In conclusion, the current work demonstrates the antiproliferative effect of EAPL to induce programmed cell death in chronic myeloid leukemia (K562) cells with an IC50 of 40 ± 0.01 μg/ml, showing its anticancer property. It also explains the underlying molecular proceedings occurring in the presence of EAPL. Together, morphological changes such as cell shrinkage, rounding of cells, membrane blebbing, activation of p53, cell cycle arrest at S phase, increase in annexin V positive cells, increase in Bax/Bcl2 ratio, decrease in mitochondrial membrane potential and increase in cytochrome c release from mitochondria, increase in caspase activity, cleavage of PARP and inhibition of PCNA demonstrate the molecular mechanism of programmed cell death by EAPL. Many of the natural antioxidants have been reported for anti cancer activity by the mechanism not yet clear but one example is curcumin induces apoptosis via a ROS-associated mechanism that converges on JNK activation, and to a lesser extent via a parallel ceramide-associated pathway . Thus, the current work clearly reveals that EAPL could be a potent anti-cancer agent against chronic myeloid leukemia. Study of individual phytoconstituents of the EAPL extract may form the basis for future studies.
The use of natural drugs or food products rich in antioxidant property has been drawn great attention by many scientists for chemotherapeutic purposes, in part because these foods are generally recognized as safe. But natural drugs and food components showing strong antioxidant potential cannot always result in anticancer activities since the biological process of cancer development may be affected by phytochemicals via different mechanisms in addition to antioxidant effects. Many cell-culture based studies have been performed in an attempt to elucidate the relationship between antioxidant activities and anticancer properties of some plant-based drugs. To this end, conflicting findings were observed.
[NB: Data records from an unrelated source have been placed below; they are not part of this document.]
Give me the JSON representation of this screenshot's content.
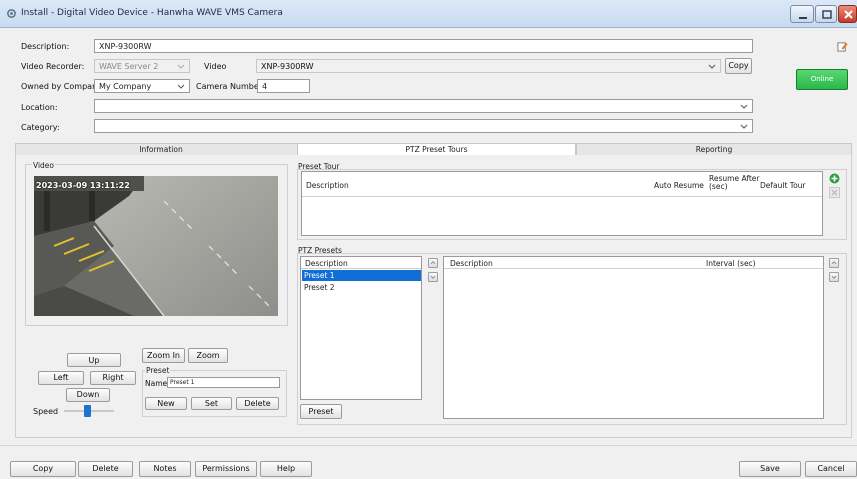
{
  "window": {
    "title": "Install - Digital Video Device - Hanwha WAVE VMS Camera",
    "icons": {
      "app": "gear-icon",
      "minimize": "minimize-icon",
      "maximize": "maximize-icon",
      "close": "close-icon"
    }
  },
  "form": {
    "description_label": "Description:",
    "description_value": "XNP-9300RW",
    "recorder_label": "Video Recorder:",
    "recorder_value": "WAVE Server 2",
    "video_label": "Video",
    "video_value": "XNP-9300RW",
    "copy_label": "Copy",
    "owned_label": "Owned by Company:",
    "owned_value": "My Company",
    "camera_number_label": "Camera Number:",
    "camera_number_value": "4",
    "location_label": "Location:",
    "location_value": "",
    "category_label": "Category:",
    "category_value": "",
    "online_label": "Online",
    "online_color": "#2cb84b"
  },
  "tabs": [
    {
      "label": "Information",
      "active": false
    },
    {
      "label": "PTZ Preset Tours",
      "active": true
    },
    {
      "label": "Reporting",
      "active": false
    }
  ],
  "video_panel": {
    "title": "Video",
    "timestamp": "2023-03-09 13:11:22"
  },
  "ptz_controls": {
    "up": "Up",
    "left": "Left",
    "right": "Right",
    "down": "Down",
    "zoom_in": "Zoom In",
    "zoom_out": "Zoom",
    "speed_label": "Speed",
    "speed_level": 0.45,
    "preset_group": "Preset",
    "name_label": "Name",
    "name_value": "Preset 1",
    "new": "New",
    "set": "Set",
    "delete": "Delete"
  },
  "preset_tour": {
    "title": "Preset Tour",
    "columns": [
      "Description",
      "Auto Resume",
      "Resume After (sec)",
      "Default Tour"
    ]
  },
  "ptz_presets": {
    "title": "PTZ Presets",
    "list_header": "Description",
    "items": [
      "Preset 1",
      "Preset 2"
    ],
    "selected_index": 0,
    "detail_columns": [
      "Description",
      "Interval (sec)"
    ],
    "preset_button": "Preset"
  },
  "footer": {
    "copy": "Copy",
    "delete": "Delete",
    "notes": "Notes",
    "permissions": "Permissions",
    "help": "Help",
    "save": "Save",
    "cancel": "Cancel"
  }
}
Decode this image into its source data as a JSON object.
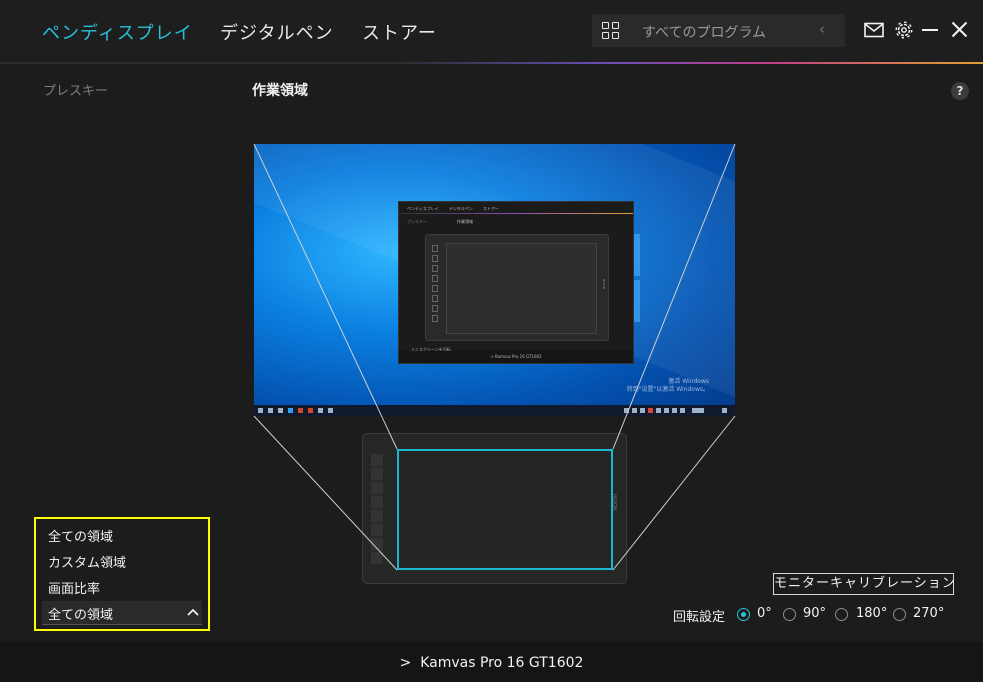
{
  "header": {
    "tabs": [
      {
        "label": "ペンディスプレイ",
        "active": true
      },
      {
        "label": "デジタルペン",
        "active": false
      },
      {
        "label": "ストアー",
        "active": false
      }
    ],
    "search_label": "すべてのプログラム",
    "accent_color": "#27c1d8",
    "icons": [
      "grid-icon",
      "chevron-left-icon",
      "mail-icon",
      "gear-icon",
      "minimize-icon",
      "close-icon"
    ]
  },
  "sidebar": {
    "items": [
      {
        "label": "プレスキー"
      }
    ]
  },
  "main": {
    "title": "作業領域",
    "help": "?"
  },
  "mini_screen": {
    "tabs": [
      "ペンディスプレイ",
      "デジタルペン",
      "ストアー"
    ],
    "sidebar": "プレスキー",
    "title": "作業領域",
    "checkbox": "ミニスクリーンを回転",
    "device": "> Kamvas Pro 16 GT1602",
    "watermark_line1": "激活 Windows",
    "watermark_line2": "转到\"设置\"以激活 Windows。",
    "tablet_brand": "HUION"
  },
  "tablet": {
    "brand": "HUION"
  },
  "area_dropdown": {
    "options": [
      "全ての領域",
      "カスタム領域",
      "画面比率"
    ],
    "selected": "全ての領域",
    "caret": "^"
  },
  "calibration_button": "モニターキャリブレーション",
  "rotation": {
    "label": "回転設定",
    "options": [
      "0°",
      "90°",
      "180°",
      "270°"
    ],
    "selected": "0°"
  },
  "footer": {
    "device": "Kamvas Pro 16 GT1602",
    "chevron": ">"
  }
}
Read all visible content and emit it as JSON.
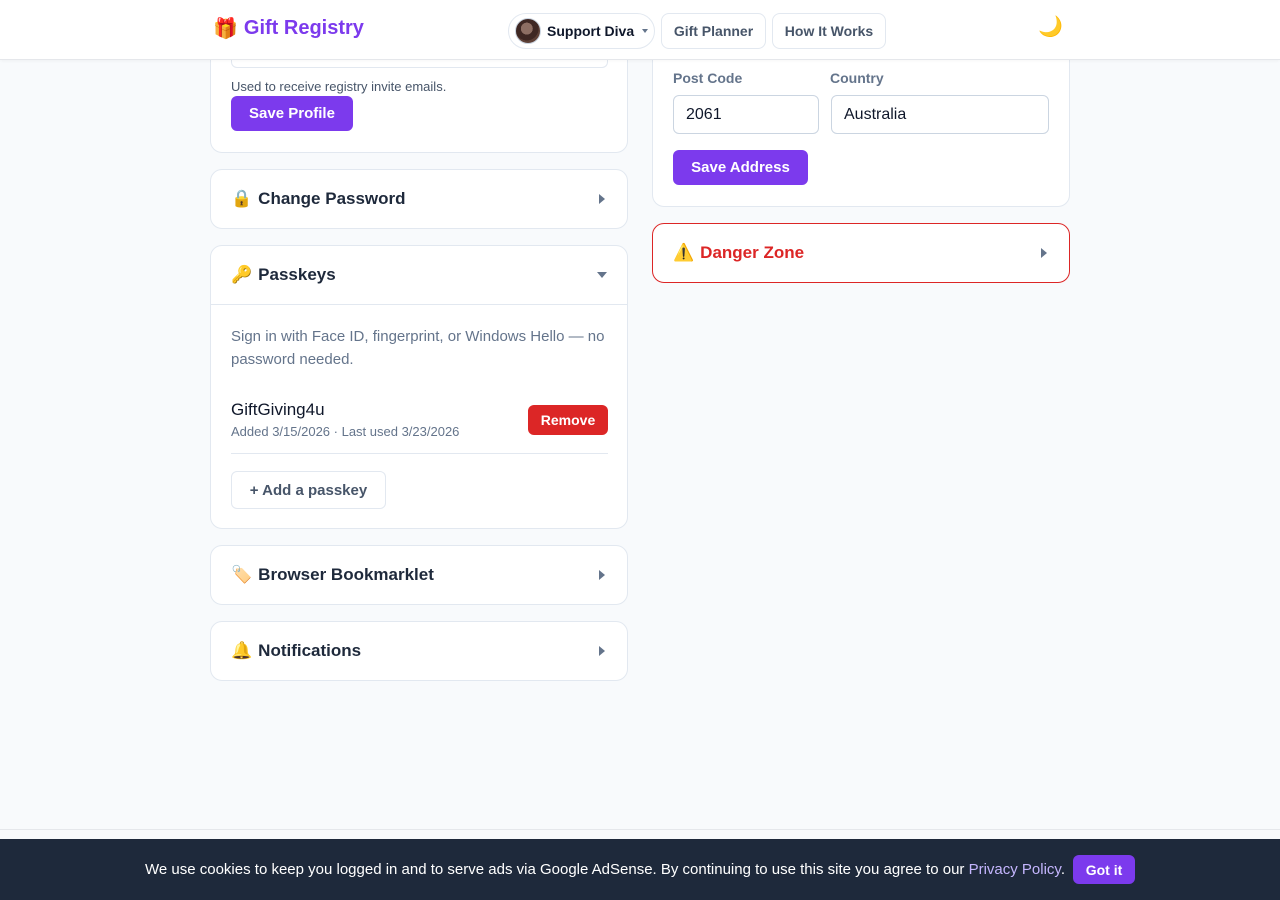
{
  "header": {
    "brand_icon": "gift-icon",
    "brand": "Gift Registry",
    "user_name": "Support Diva",
    "nav_planner": "Gift Planner",
    "nav_how": "How It Works",
    "theme_icon": "moon-icon"
  },
  "profile": {
    "help_text": "Used to receive registry invite emails.",
    "save_label": "Save Profile"
  },
  "address": {
    "postcode_label": "Post Code",
    "postcode_value": "2061",
    "country_label": "Country",
    "country_value": "Australia",
    "save_label": "Save Address"
  },
  "sections": {
    "change_password": {
      "icon": "🔒",
      "title": "Change Password"
    },
    "passkeys": {
      "icon": "🔑",
      "title": "Passkeys"
    },
    "bookmarklet": {
      "icon": "🏷️",
      "title": "Browser Bookmarklet"
    },
    "notifications": {
      "icon": "🔔",
      "title": "Notifications"
    },
    "danger": {
      "icon": "⚠️",
      "title": "Danger Zone"
    }
  },
  "passkeys": {
    "description": "Sign in with Face ID, fingerprint, or Windows Hello — no password needed.",
    "items": [
      {
        "name": "GiftGiving4u",
        "meta": "Added 3/15/2026 · Last used 3/23/2026",
        "remove_label": "Remove"
      }
    ],
    "add_label": "+ Add a passkey"
  },
  "cookie": {
    "text": "We use cookies to keep you logged in and to serve ads via Google AdSense. By continuing to use this site you agree to our ",
    "link": "Privacy Policy",
    "suffix": ".",
    "button": "Got it"
  },
  "colors": {
    "accent": "#7c3aed",
    "danger": "#dc2626",
    "banner": "#1e293b"
  }
}
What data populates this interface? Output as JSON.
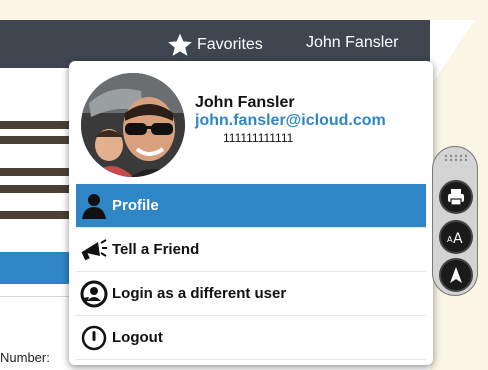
{
  "header": {
    "favorites_label": "Favorites",
    "user_name": "John Fansler"
  },
  "background": {
    "number_label": "Number:"
  },
  "profile": {
    "name": "John Fansler",
    "email": "john.fansler@icloud.com",
    "phone": "111111111111"
  },
  "menu": {
    "items": [
      {
        "label": "Profile",
        "icon": "person-icon",
        "active": true
      },
      {
        "label": "Tell a Friend",
        "icon": "megaphone-icon",
        "active": false
      },
      {
        "label": "Login as a different user",
        "icon": "switch-user-icon",
        "active": false
      },
      {
        "label": "Logout",
        "icon": "power-icon",
        "active": false
      }
    ]
  },
  "toolbar": {
    "icons": [
      "grip-icon",
      "print-icon",
      "text-size-icon",
      "navigation-icon"
    ]
  },
  "colors": {
    "header_bg": "#3f4650",
    "accent_blue": "#2f86c7",
    "caret_red": "#e8231b",
    "page_bg": "#fbf5e6"
  }
}
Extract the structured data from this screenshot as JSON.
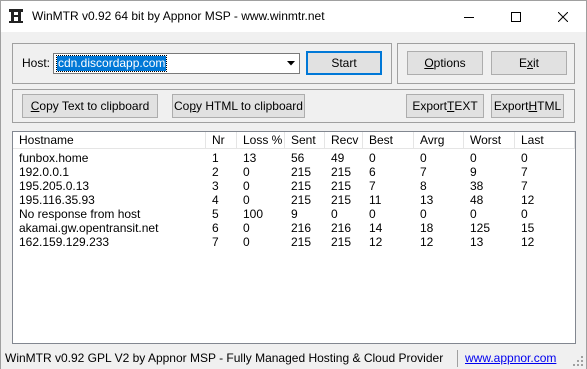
{
  "window": {
    "title": "WinMTR v0.92 64 bit by Appnor MSP - www.winmtr.net",
    "icon": "winmtr-app-icon"
  },
  "host": {
    "label": "Host:",
    "value": "cdn.discordapp.com"
  },
  "buttons": {
    "start": "Start",
    "options_pre": "",
    "options_acc": "O",
    "options_post": "ptions",
    "exit_pre": "E",
    "exit_acc": "x",
    "exit_post": "it",
    "copy_text_pre": "",
    "copy_text_acc": "C",
    "copy_text_post": "opy Text to clipboard",
    "copy_html_pre": "Co",
    "copy_html_acc": "p",
    "copy_html_post": "y HTML to clipboard",
    "export_text_pre": "Export ",
    "export_text_acc": "T",
    "export_text_post": "EXT",
    "export_html_pre": "Export ",
    "export_html_acc": "H",
    "export_html_post": "TML"
  },
  "table": {
    "columns": [
      "Hostname",
      "Nr",
      "Loss %",
      "Sent",
      "Recv",
      "Best",
      "Avrg",
      "Worst",
      "Last"
    ],
    "rows": [
      [
        "funbox.home",
        "1",
        "13",
        "56",
        "49",
        "0",
        "0",
        "0",
        "0"
      ],
      [
        "192.0.0.1",
        "2",
        "0",
        "215",
        "215",
        "6",
        "7",
        "9",
        "7"
      ],
      [
        "195.205.0.13",
        "3",
        "0",
        "215",
        "215",
        "7",
        "8",
        "38",
        "7"
      ],
      [
        "195.116.35.93",
        "4",
        "0",
        "215",
        "215",
        "11",
        "13",
        "48",
        "12"
      ],
      [
        "No response from host",
        "5",
        "100",
        "9",
        "0",
        "0",
        "0",
        "0",
        "0"
      ],
      [
        "akamai.gw.opentransit.net",
        "6",
        "0",
        "216",
        "216",
        "14",
        "18",
        "125",
        "15"
      ],
      [
        "162.159.129.233",
        "7",
        "0",
        "215",
        "215",
        "12",
        "12",
        "13",
        "12"
      ]
    ]
  },
  "status": {
    "text": "WinMTR v0.92 GPL V2 by Appnor MSP - Fully Managed Hosting & Cloud Provider",
    "link": "www.appnor.com"
  },
  "colors": {
    "selection": "#0078d7",
    "link": "#0000ee",
    "face": "#f0f0f0"
  }
}
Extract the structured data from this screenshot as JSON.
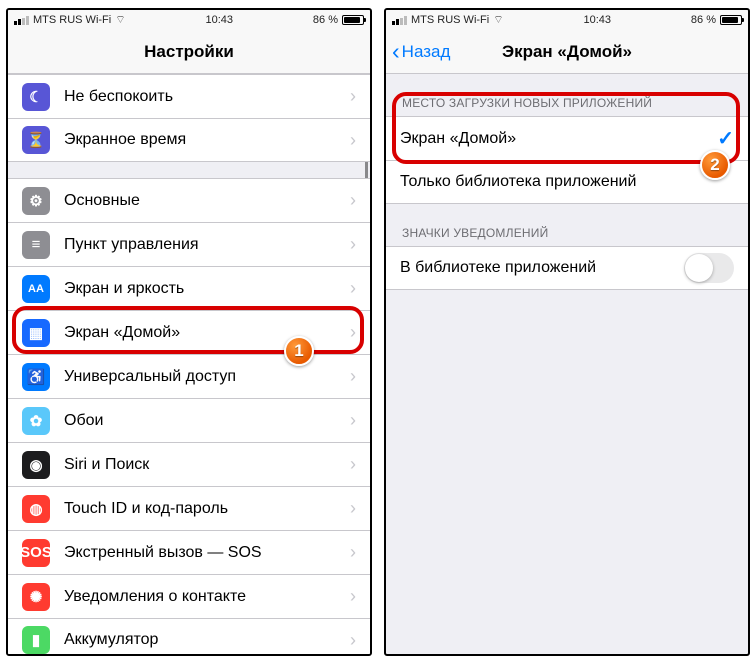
{
  "status": {
    "carrier": "MTS RUS Wi-Fi",
    "time": "10:43",
    "battery": "86 %"
  },
  "left": {
    "title": "Настройки",
    "groups": [
      {
        "items": [
          {
            "icon": "moon-icon",
            "color": "ic-purple",
            "glyph": "☾",
            "label": "Не беспокоить"
          },
          {
            "icon": "hourglass-icon",
            "color": "ic-purple",
            "glyph": "⏳",
            "label": "Экранное время"
          }
        ]
      },
      {
        "items": [
          {
            "icon": "gear-icon",
            "color": "ic-gray",
            "glyph": "⚙",
            "label": "Основные"
          },
          {
            "icon": "switches-icon",
            "color": "ic-gray",
            "glyph": "≡",
            "label": "Пункт управления"
          },
          {
            "icon": "text-size-icon",
            "color": "ic-blue",
            "glyph": "AA",
            "label": "Экран и яркость"
          },
          {
            "icon": "grid-icon",
            "color": "ic-darkblue",
            "glyph": "▦",
            "label": "Экран «Домой»"
          },
          {
            "icon": "accessibility-icon",
            "color": "ic-blue",
            "glyph": "♿",
            "label": "Универсальный доступ"
          },
          {
            "icon": "wallpaper-icon",
            "color": "ic-lightblue",
            "glyph": "✿",
            "label": "Обои"
          },
          {
            "icon": "siri-icon",
            "color": "ic-black",
            "glyph": "◉",
            "label": "Siri и Поиск"
          },
          {
            "icon": "touchid-icon",
            "color": "ic-red",
            "glyph": "◍",
            "label": "Touch ID и код-пароль"
          },
          {
            "icon": "sos-icon",
            "color": "ic-sos",
            "glyph": "SOS",
            "label": "Экстренный вызов — SOS"
          },
          {
            "icon": "exposure-icon",
            "color": "ic-red",
            "glyph": "✺",
            "label": "Уведомления о контакте"
          },
          {
            "icon": "battery-icon",
            "color": "ic-green",
            "glyph": "▮",
            "label": "Аккумулятор"
          }
        ]
      }
    ],
    "highlight_index": 3
  },
  "right": {
    "back": "Назад",
    "title": "Экран «Домой»",
    "section1": {
      "header": "МЕСТО ЗАГРУЗКИ НОВЫХ ПРИЛОЖЕНИЙ",
      "items": [
        {
          "label": "Экран «Домой»",
          "selected": true
        },
        {
          "label": "Только библиотека приложений",
          "selected": false
        }
      ]
    },
    "section2": {
      "header": "ЗНАЧКИ УВЕДОМЛЕНИЙ",
      "items": [
        {
          "label": "В библиотеке приложений",
          "toggle": false
        }
      ]
    }
  },
  "annotations": {
    "badge1": "1",
    "badge2": "2"
  }
}
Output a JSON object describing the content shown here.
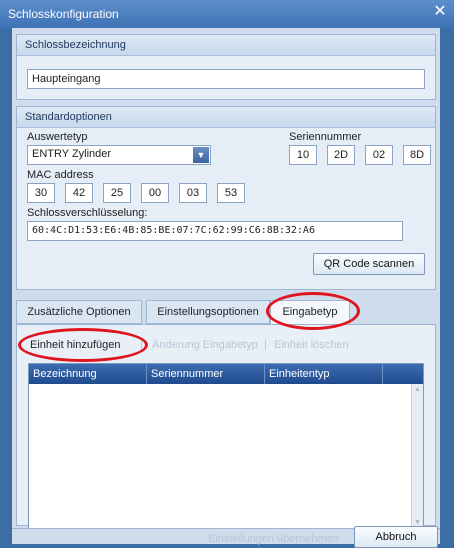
{
  "window": {
    "title": "Schlosskonfiguration",
    "close_glyph": "✕"
  },
  "lock_name": {
    "header": "Schlossbezeichnung",
    "value": "Haupteingang"
  },
  "defaults": {
    "header": "Standardoptionen",
    "eval_type_label": "Auswertetyp",
    "eval_type_value": "ENTRY Zylinder",
    "serial_label": "Seriennummer",
    "serial": [
      "10",
      "2D",
      "02",
      "8D"
    ],
    "mac_label": "MAC address",
    "mac": [
      "30",
      "42",
      "25",
      "00",
      "03",
      "53"
    ],
    "encryption_label": "Schlossverschlüsselung:",
    "encryption_value": "60:4C:D1:53:E6:4B:85:BE:07:7C:62:99:C6:8B:32:A6",
    "qr_button": "QR Code scannen"
  },
  "tabs": [
    "Zusätzliche Optionen",
    "Einstellungsoptionen",
    "Eingabetyp"
  ],
  "toolbar": {
    "add_unit": "Einheit hinzufügen",
    "change_type": "Änderung Eingabetyp",
    "delete_unit": "Einheit löschen"
  },
  "grid": {
    "columns": [
      "Bezeichnung",
      "Seriennummer",
      "Einheitentyp"
    ]
  },
  "footer": {
    "faded_label": "Einstellungen übernehmen",
    "cancel": "Abbruch"
  },
  "colors": {
    "highlight": "#e0141f",
    "titlebar": "#4a7fbf",
    "grid_header": "#2b5799"
  }
}
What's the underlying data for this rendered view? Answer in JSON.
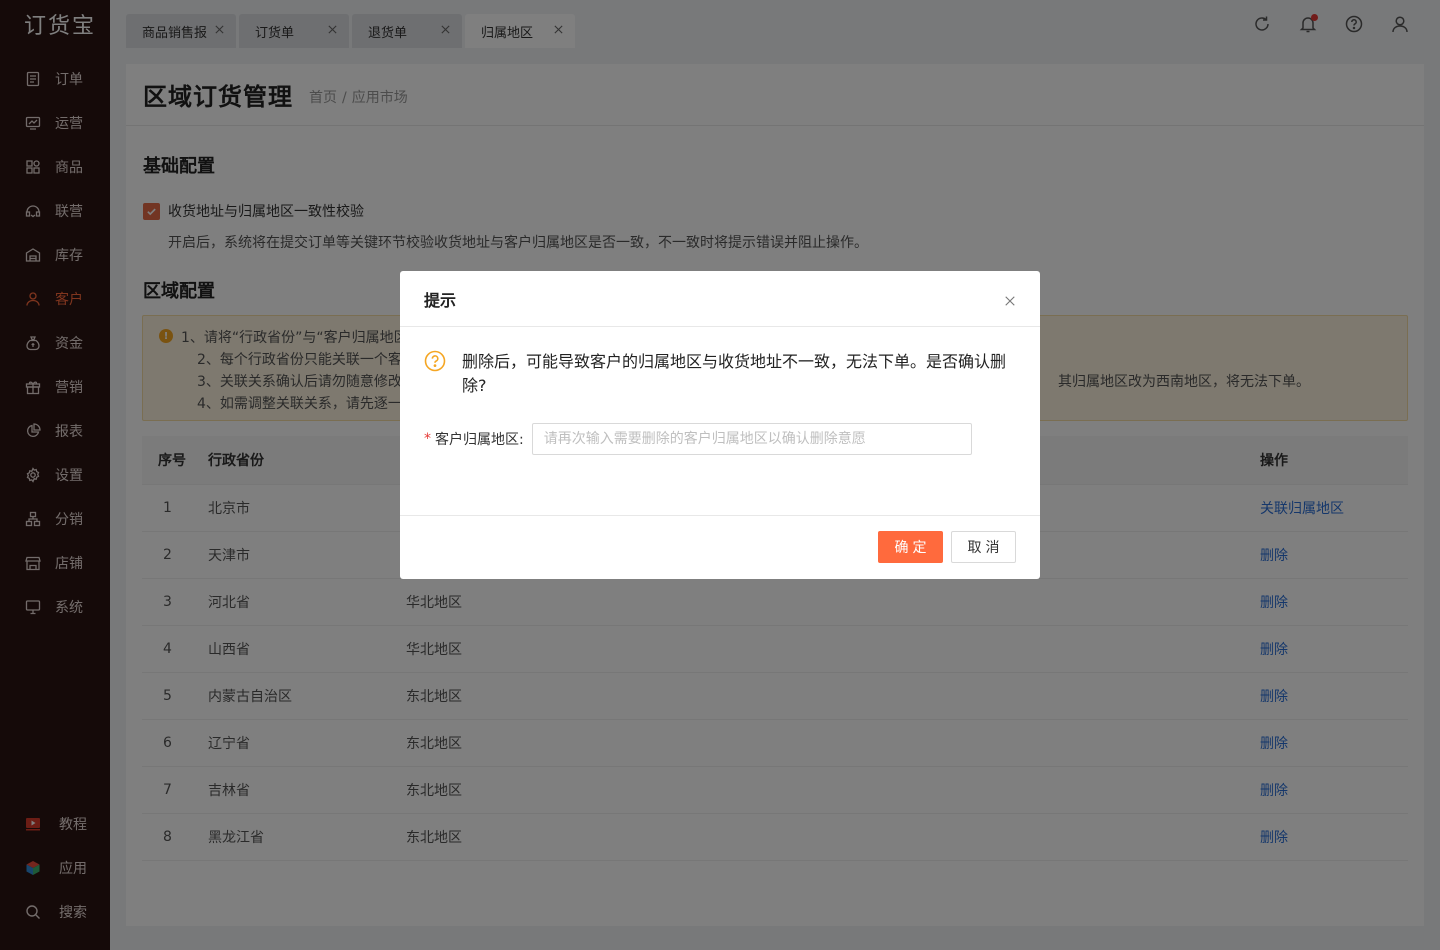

Even though mechanism of antitumor activity of most of the plant based drugs has been established, still it is unclear with respect to mechanism of cancer cell death based on antioxidant property . Many studies propose that there are additional functions accountable for the antitumor activity produced by these plant-based drugs that go beyond their antioxidant ability. Extensive molecular and metabolic studies are required to discover these other pathways . Beside the use of cell-culture models, animal experiments and human clinical trials should be employed to explore the possible applications of phytochemical antioxidant rich drugs. These studies will provide more physiological insight into whether antioxidant capacities of plant base drugs are directly linked to their anticancer activities.